In Silico Identification of Effective Genes for Acute Leukemia Classification Using a Spline Regression-based Framework
Background: Microarray technology enables the examination of gene expression in thousands of genes and can be highly effective in identifying various types of cancers, including leukemia. However, many genes in microarray data are redundant and lack useful information for cancer diagnosis. The main objective of this study is to identify relevant and effective genes in classification of leukemia microarray data using a spline regression-based method, taking into account the correlation between genes.
Materials and Methods: In this analytical study, leukemia microarray data are used to identify relevant genes in classification of leukemia into Acute Myeloid Leukemia (AML) and Acute Lymphoblastic Leukemia (ALL) using a spline regression-based gene selection method, called SRS3FS based on ℓ2,p-norm (0 < p ≤ 1). Subsequently, the support vector machine (SVM) algorithm is employed to classify leukemia data into AML and ALL.

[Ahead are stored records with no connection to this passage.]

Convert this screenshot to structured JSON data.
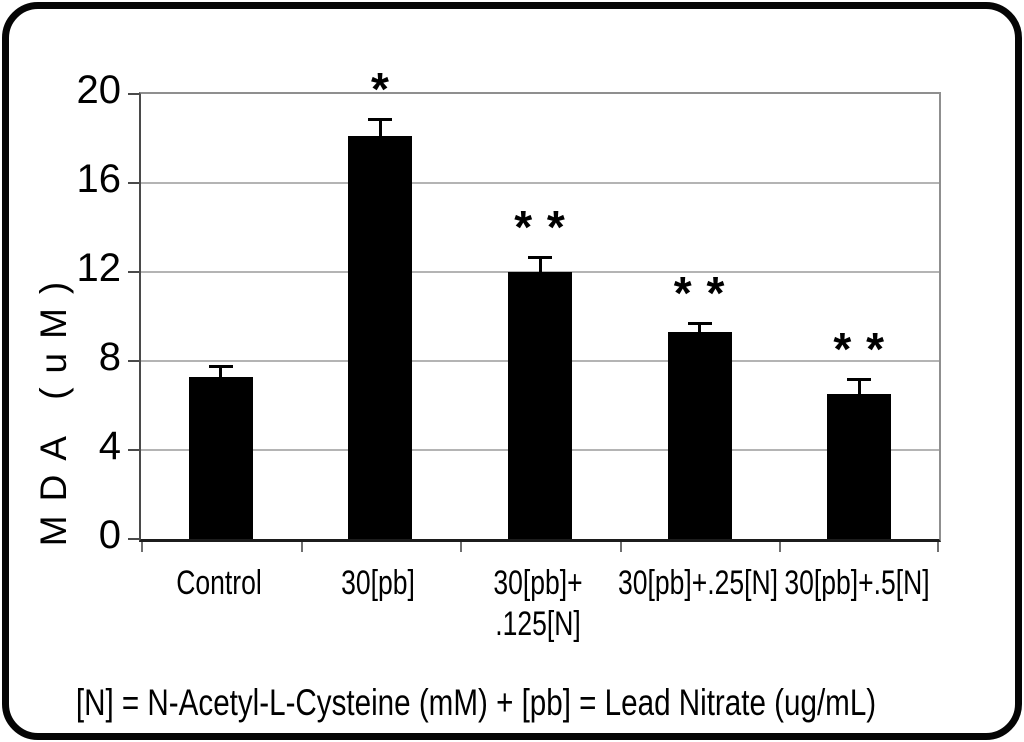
{
  "chart_data": {
    "type": "bar",
    "title": "",
    "ylabel": "MDA (uM)",
    "xlabel": "",
    "ylim": [
      0,
      20
    ],
    "yticks": [
      0,
      4,
      8,
      12,
      16,
      20
    ],
    "grid": true,
    "legend_position": "none",
    "bar_color": "#000000",
    "gridline_color": "#b4b4b4",
    "categories": [
      "Control",
      "30[pb]",
      "30[pb]+ .125[N]",
      "30[pb]+.25[N]",
      "30[pb]+.5[N]"
    ],
    "category_label_lines": [
      [
        "Control"
      ],
      [
        "30[pb]"
      ],
      [
        "30[pb]+",
        ".125[N]"
      ],
      [
        "30[pb]+.25[N]"
      ],
      [
        "30[pb]+.5[N]"
      ]
    ],
    "values": [
      7.3,
      18.1,
      12.0,
      9.3,
      6.5
    ],
    "error_upper": [
      0.5,
      0.8,
      0.7,
      0.45,
      0.75
    ],
    "significance": [
      "",
      "*",
      "* *",
      "* *",
      "* *"
    ]
  },
  "caption": "[N] = N-Acetyl-L-Cysteine (mM) + [pb] = Lead Nitrate (ug/mL)"
}
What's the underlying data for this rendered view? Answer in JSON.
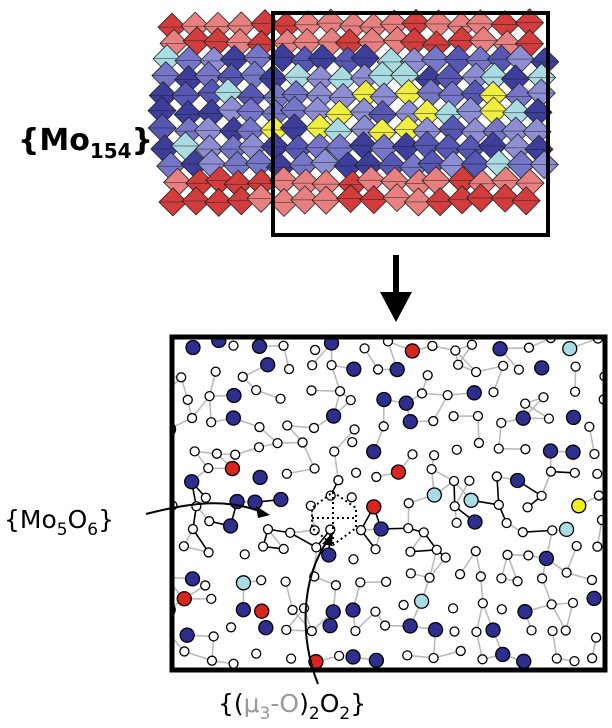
{
  "labels": {
    "cluster": [
      "{Mo",
      "154",
      "}"
    ],
    "fragment": [
      "{Mo",
      "5",
      "O",
      "6",
      "}"
    ],
    "bridge": [
      "{(",
      "μ",
      "3",
      "-O",
      ")",
      "2",
      "O",
      "2",
      "}"
    ]
  }
}
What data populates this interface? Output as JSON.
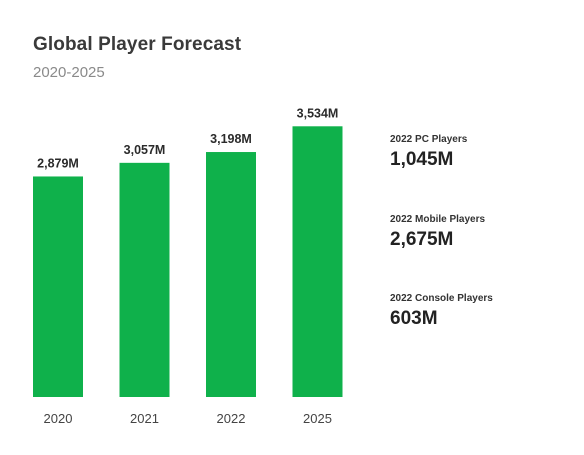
{
  "header": {
    "title": "Global Player Forecast",
    "subtitle": "2020-2025"
  },
  "chart_data": {
    "type": "bar",
    "title": "Global Player Forecast",
    "subtitle": "2020-2025",
    "categories": [
      "2020",
      "2021",
      "2022",
      "2025"
    ],
    "values": [
      2879,
      3057,
      3198,
      3534
    ],
    "value_labels": [
      "2,879M",
      "3,057M",
      "3,198M",
      "3,534M"
    ],
    "xlabel": "",
    "ylabel": "",
    "grid": false,
    "legend": "none",
    "bar_color": "#0fb14b"
  },
  "stats": [
    {
      "label": "2022 PC Players",
      "value": "1,045M"
    },
    {
      "label": "2022 Mobile Players",
      "value": "2,675M"
    },
    {
      "label": "2022 Console Players",
      "value": "603M"
    }
  ]
}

Results: In this study, the classification results of SVM algorithm for 5, 10, 15, and 20 genes reveal that the SRS3FS method, employing ℓ2,1/4-norm, ℓ2,1/2-norm and ℓ2,3/4-norm, exhibited the highest accuracy of 97.06% when identifying 10 genes for distinguishing between AML and ALL. Moreover, the leukemia data was classified into AML and ALL with an accuracy of 100%, using a gene identified by the SRS3FS method based on ℓ2,3/4-norm and ℓ2,1-norm. The gene labeled as number 3252, annotated as GLUTATHIONE S-TRANSFERASE, MICROSOMAL, is recognized as the most important gene.
Conclusion: The experimental results on leukemia microarray data demonstrate that the spline regression-based gene selection method can effectively identify relevant genes in classification and prediction of leukemia.